TORONTO – It was an understated tribute that might have needed an explanation somewhere else. Except so many Canadians, and fans of the Toronto Maple Leafs, knew Gord Downie’s words by heart:
… The last goal he ever scored / Won the Leafs the Cup …
And so as the team took to the ice at Air Canada Centre on a day of mourning and celebration in our country, it did so with Bill Barilko’s No. 5 banner lowered a few feet beneath the other 17 recognizing retired numbers by the organization.
When the Tragically Hip last performed here in August 2016, only Barilko’s banner was left hanging in the rafters. Naturally, the band played “Fifty-Mission Cap” to close the first of three ACC shows during the tour that tugged at heart strings across the nation. It was a spellbinding performance. I was there.
“It’s a really neat song,” said Leafs forward Eric Fehr, who tweeted out the framed picture carrying its lyrics that hangs in the team’s equipment room.
The Tragically Hip are the Canadian soundtrack, Gord Downie will be missed! pic.twitter.com/QeKurAabh7
— Eric Fehr (@EricFehr) October 18, 2017
“Do I know the Bill Barilko one? Of course,” added Nazem Kadri. “That’s Day 1 stuff if you’re Canadian.”
Downie’s death at age 53 late Tuesday, following a courageous battle with glioblastoma, cast a rather sizeable shadow over a meeting between the Leafs and Detroit Red Wings here Wednesday. The Hip opened this building with a concert way back on Feb. 22, 1999 and their music provided the soundtrack to this evening as well.
It ran much deeper than the scoreboard, where the home team prevailed 6-3.
“It just seems that every guy coming from Canada around my age group grew up listening to it,” said Fehr. “I don’t think Auston or any of the other (young) guys really know much about it, but we’ll educate them over the next little while.”
There was a rendition of “Poets” played during warmups and “Courage” after the national anthems. The crowd cheered when the first few chords blared out of the speakers. You had “Little Bones” and “Fifty-Mission Cap” and “At the Hundredth Meridian” and “Nautical Disaster” during breaks in play and at the intermission.
“That was great,” said Fehr. “Good songs.”
Before puck drop, in-house announcer Mike Ross even read a beautiful tribute that started: “Last night we lost the beloved frontman of our nation.”
This was not a normal day at the rink.
“It’s tragic,” said Leafs coach Mike Babcock of Downie’s death. “It’s just the way it is. You’ve got to live each and every day, you never know what’s going to happen in your life, to your family, to yourself. You want to enjoy the moments.
“I think it’s so important to be in the present and enjoy what you’re doing.”

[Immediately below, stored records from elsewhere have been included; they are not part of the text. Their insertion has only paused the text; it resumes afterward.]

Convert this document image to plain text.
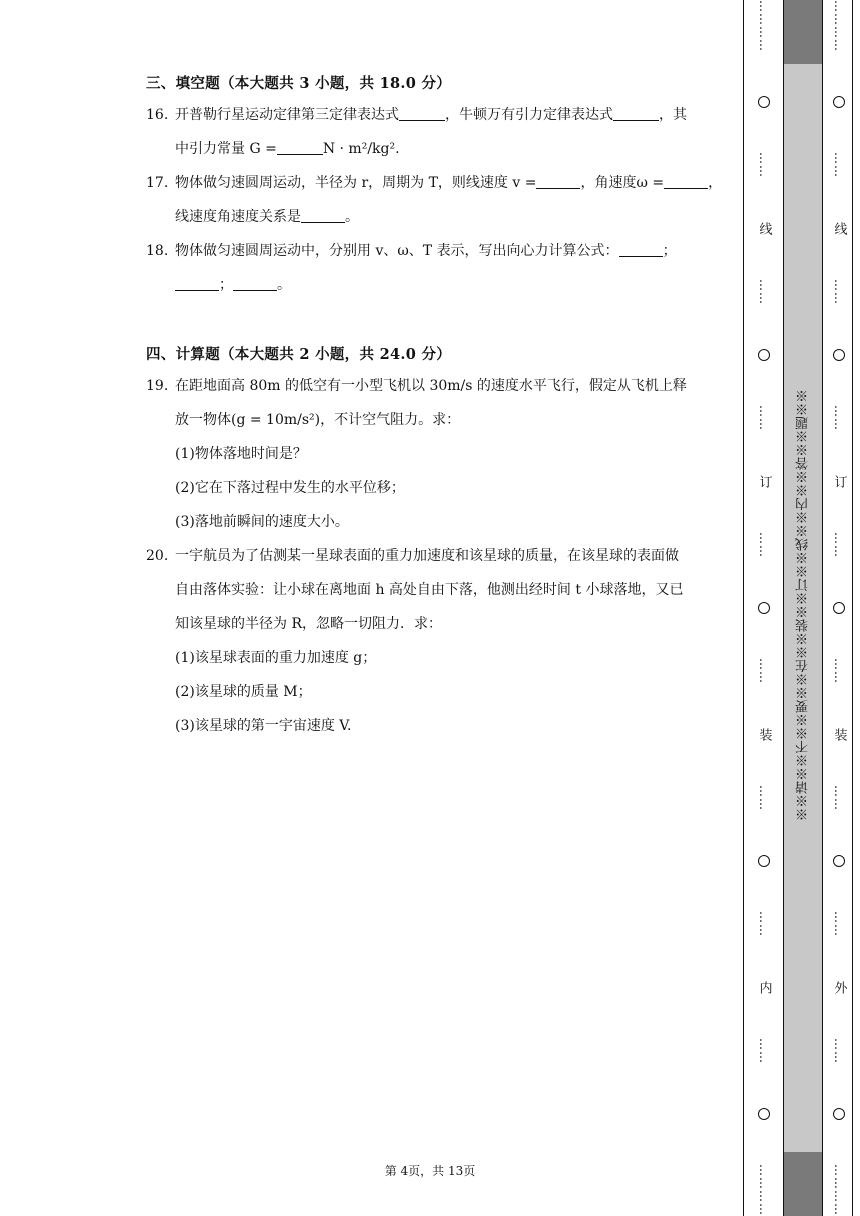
三、填空题（本大题共 3 小题，共 18.0 分）
16. 开普勒行星运动定律第三定律表达式	，牛顿万有引力定律表达式	，其
中引力常量 G =	N · m²/kg².
17. 物体做匀速圆周运动，半径为 r，周期为 T，则线速度 v =	，角速度ω =	，
线速度角速度关系是	。
18. 物体做匀速圆周运动中，分别用 v、ω、T 表示，写出向心力计算公式：	；
；	。
四、计算题（本大题共 2 小题，共 24.0 分）
19. 在距地面高 80m 的低空有一小型飞机以 30m/s 的速度水平飞行，假定从飞机上释
放一物体(g = 10m/s²)，不计空气阻力。求：
(1)物体落地时间是？
(2)它在下落过程中发生的水平位移；
(3)落地前瞬间的速度大小。
20. 一宇航员为了估测某一星球表面的重力加速度和该星球的质量，在该星球的表面做
自由落体实验：让小球在离地面 h 高处自由下落，他测出经时间 t 小球落地，又已
知该星球的半径为 R，忽略一切阻力．求：
(1)该星球表面的重力加速度 g；
(2)该星球的质量 M；
(3)该星球的第一宇宙速度 V.
第 4页，共 13页
※※请※※不※※要※※在※※装※※订※※线※※内※※答※※题※※
…………
……
线
……
……
订
……
……
装
……
……
内
……
…………
…………
……
线
……
……
订
……
……
装
……
……
外
……
…………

If there is a lesson to be taken from any loss of life, it’s probably just that. Downie loved hockey – rooting for the Boston Bruins, not the Leafs, mind you – and he attended numerous games here over the years. Safe to say he would consider this a good night spent.
The nights have been getting much better in these parts with Toronto now sitting atop the league with a 6-1 record. Matthews is up to 50 goals in 95 career NHL games. For some, the signature lyric in “Fifty-Mission Cap” is starting to take on a new meaning.
“It’s exciting,” said Kadri. “We’ve earned the right to be here, we’ve earned the start we’ve had, we’ve earned to be a good team and one of the better ones in the league. You’ve got to believe in yourself before anybody else does and I think that’s what we’ve been doing in the dressing room.”
When the Toronto players showed up for a meeting on Wednesday morning, Hip songs were already blaring in the training room. They remained on a constant loop here all day – just as they did in dressing rooms around the NHL and beyond.
There was some comfort to be found in the familiarity of Downie’s songs, not to mention the game we all love.
“I didn’t know (Downie) personally, but I knew a lot of guys who did,” said Leafs winger Patrick Marleau, before suiting up in his 1,500th career NHL regular season game. “(Joe) Thornton knew him pretty well I guess and he hung out with him last summer a little bit.”
The 38-year-old was a fan “growing up” and remains one today.
“Music is one of those things where it brings you back to certain times and certain places and it gives you a lot of good memories,” said Marleau.
Memories had, and those still to be made.